A mixed methods study of African American patients with uncontrolled hypertension was conducted over 2 consecutive phases. In phase 1, patients and clinicians from 2 federally qualified health centers (FQHCs) in the Minneapolis-St Paul, Minnesota area, provided input through focus groups to refine an existing culturally tailored mHealth app (Fostering African-American Improvement in Total Health! FAITH! App) for promoting hypertension self-management among African American patients with uncontrolled hypertension (renamed as FAITH! Hypertension App). Phase 2 was a single-arm pre-post intervention pilot study assessing feasibility and patient satisfaction. Patients receiving care at an FQHC participated in a 10-week intervention using the FAITH! Hypertension App synchronized with a wireless BP monitor and community health worker (CHW) support to address social determinants of health-related social needs. The multimedia app consisted of a 10-module educational series focused on hypertension and cardiovascular risk factors with interactive self-assessments, medication and BP self-monitoring, and social networking. Primary outcomes were feasibility (app engagement and satisfaction) and preliminary efficacy (change in BP) at an immediate postintervention assessment.
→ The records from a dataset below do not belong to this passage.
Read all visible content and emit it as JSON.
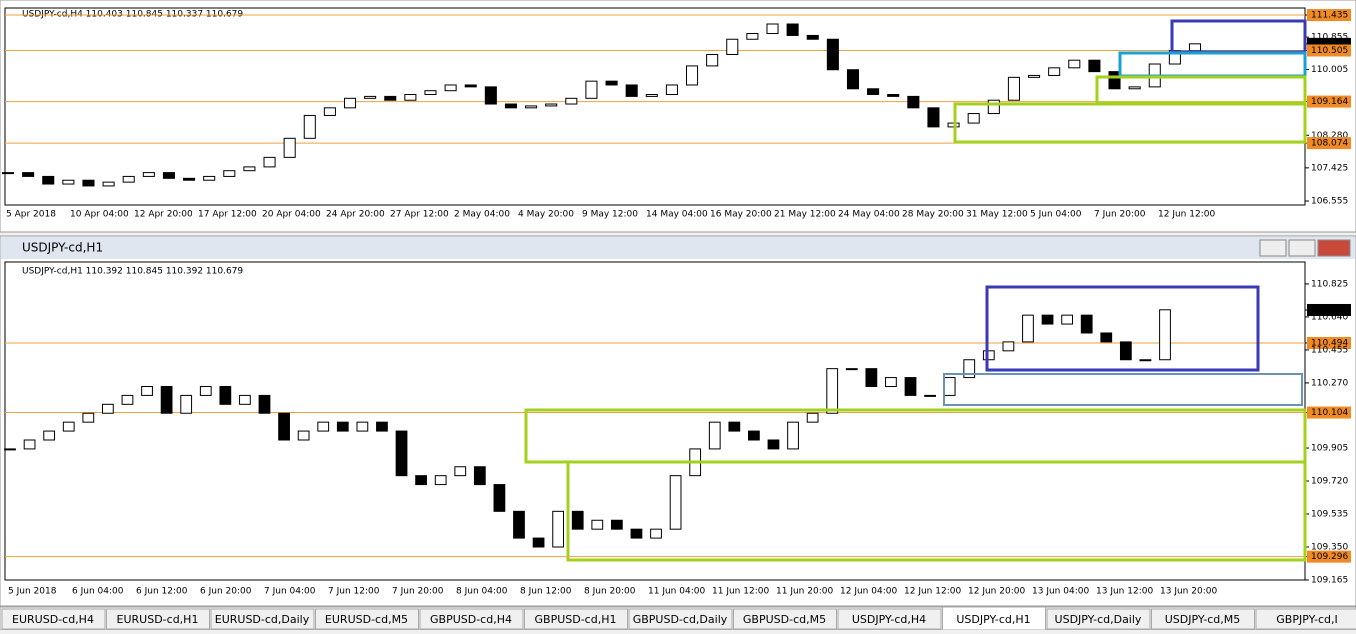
{
  "top_chart": {
    "type": "candlestick",
    "header": "USDJPY-cd,H4  110.403 110.845 110.337 110.679",
    "ylim": [
      106.45,
      111.62
    ],
    "yticks": [
      {
        "value": 111.435,
        "label": "111.435",
        "level": true
      },
      {
        "value": 110.855,
        "label": "110.855"
      },
      {
        "value": 110.679,
        "label": "110.679",
        "current": true
      },
      {
        "value": 110.505,
        "label": "110.505",
        "level": true
      },
      {
        "value": 110.005,
        "label": "110.005"
      },
      {
        "value": 109.164,
        "label": "109.164",
        "level": true
      },
      {
        "value": 108.28,
        "label": "108.280"
      },
      {
        "value": 108.074,
        "label": "108.074",
        "level": true
      },
      {
        "value": 107.425,
        "label": "107.425"
      },
      {
        "value": 106.555,
        "label": "106.555"
      }
    ],
    "xlabels": [
      "5 Apr 2018",
      "10 Apr 04:00",
      "12 Apr 20:00",
      "17 Apr 12:00",
      "20 Apr 04:00",
      "24 Apr 20:00",
      "27 Apr 12:00",
      "2 May 04:00",
      "4 May 20:00",
      "9 May 12:00",
      "14 May 04:00",
      "16 May 20:00",
      "21 May 12:00",
      "24 May 04:00",
      "28 May 20:00",
      "31 May 12:00",
      "5 Jun 04:00",
      "7 Jun 20:00",
      "12 Jun 12:00"
    ],
    "closes": [
      107.3,
      107.2,
      107.0,
      107.1,
      106.95,
      107.05,
      107.2,
      107.3,
      107.15,
      107.1,
      107.2,
      107.35,
      107.45,
      107.7,
      108.2,
      108.8,
      109.0,
      109.25,
      109.3,
      109.2,
      109.35,
      109.45,
      109.6,
      109.55,
      109.1,
      109.0,
      109.05,
      109.1,
      109.25,
      109.7,
      109.6,
      109.3,
      109.35,
      109.6,
      110.1,
      110.4,
      110.8,
      110.95,
      111.2,
      110.9,
      110.8,
      110.0,
      109.5,
      109.35,
      109.3,
      109.0,
      108.5,
      108.6,
      108.85,
      109.2,
      109.8,
      109.85,
      110.05,
      110.25,
      109.95,
      109.5,
      109.55,
      110.15,
      110.5,
      110.68
    ]
  },
  "bottom_chart": {
    "type": "candlestick",
    "window_title": "USDJPY-cd,H1",
    "header": "USDJPY-cd,H1  110.392 110.845 110.392 110.679",
    "ylim": [
      109.165,
      110.948
    ],
    "yticks": [
      {
        "value": 110.825,
        "label": "110.825"
      },
      {
        "value": 110.679,
        "label": "110.679",
        "current": true
      },
      {
        "value": 110.64,
        "label": "110.640"
      },
      {
        "value": 110.494,
        "label": "110.494",
        "level": true
      },
      {
        "value": 110.455,
        "label": "110.455"
      },
      {
        "value": 110.27,
        "label": "110.270"
      },
      {
        "value": 110.104,
        "label": "110.104",
        "level": true
      },
      {
        "value": 109.905,
        "label": "109.905"
      },
      {
        "value": 109.72,
        "label": "109.720"
      },
      {
        "value": 109.535,
        "label": "109.535"
      },
      {
        "value": 109.35,
        "label": "109.350"
      },
      {
        "value": 109.296,
        "label": "109.296",
        "level": true
      },
      {
        "value": 109.165,
        "label": "109.165"
      }
    ],
    "xlabels": [
      "5 Jun 2018",
      "6 Jun 04:00",
      "6 Jun 12:00",
      "6 Jun 20:00",
      "7 Jun 04:00",
      "7 Jun 12:00",
      "7 Jun 20:00",
      "8 Jun 04:00",
      "8 Jun 12:00",
      "8 Jun 20:00",
      "11 Jun 04:00",
      "11 Jun 12:00",
      "11 Jun 20:00",
      "12 Jun 04:00",
      "12 Jun 12:00",
      "12 Jun 20:00",
      "13 Jun 04:00",
      "13 Jun 12:00",
      "13 Jun 20:00"
    ],
    "closes": [
      109.9,
      109.95,
      110.0,
      110.05,
      110.1,
      110.15,
      110.2,
      110.25,
      110.1,
      110.2,
      110.25,
      110.15,
      110.2,
      110.1,
      109.95,
      110.0,
      110.05,
      110.0,
      110.05,
      110.0,
      109.75,
      109.7,
      109.75,
      109.8,
      109.7,
      109.55,
      109.4,
      109.35,
      109.55,
      109.45,
      109.5,
      109.45,
      109.4,
      109.45,
      109.75,
      109.9,
      110.05,
      110.0,
      109.95,
      109.9,
      110.05,
      110.1,
      110.35,
      110.35,
      110.25,
      110.3,
      110.2,
      110.2,
      110.3,
      110.4,
      110.45,
      110.5,
      110.65,
      110.6,
      110.65,
      110.55,
      110.5,
      110.4,
      110.4,
      110.68
    ]
  },
  "tabs": [
    "EURUSD-cd,H4",
    "EURUSD-cd,H1",
    "EURUSD-cd,Daily",
    "EURUSD-cd,M5",
    "GBPUSD-cd,H4",
    "GBPUSD-cd,H1",
    "GBPUSD-cd,Daily",
    "GBPUSD-cd,M5",
    "USDJPY-cd,H4",
    "USDJPY-cd,H1",
    "USDJPY-cd,Daily",
    "USDJPY-cd,M5",
    "GBPJPY-cd,I"
  ],
  "active_tab": 9
}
In phase 1, thirteen African American patients (n=9, 69% aged ≥50 years and n=10, 77% women) and 16 clinicians (n=11, 69% aged ≥50 years; n=14, 88% women; and n=10, 63% African American) participated in focus groups. Their feedback informed app modifications, including the addition of BP and medication tracking, BP self-care task reminders, and culturally sensitive contexts. In phase 2, sixteen African American patients were enrolled (mean age 52.6, SD 12.3 years; 12/16, 75% women). Overall, 38% (6/16) completed ≥50% of the 10 education modules, and 44% (7/16) completed the postintervention assessment. These patients rated the intervention a 9 (out of 10) on its helpfulness in hypertension self-management. Qualitative data revealed that they viewed the app as user-friendly, engaging, and informative, and CHWs were perceived as providing accountability and support. The mean systolic and diastolic BPs of the 7 patients decreased by 6.5 mm Hg (P=.15) and 2.8 mm Hg (P=.78), respectively, at the immediate postintervention assessment.
A culturally tailored mHealth app reinforced by CHW support may improve hypertension self-management among underresourced African American individuals receiving care at FQHCs. A future randomized efficacy trial of this intervention is warranted.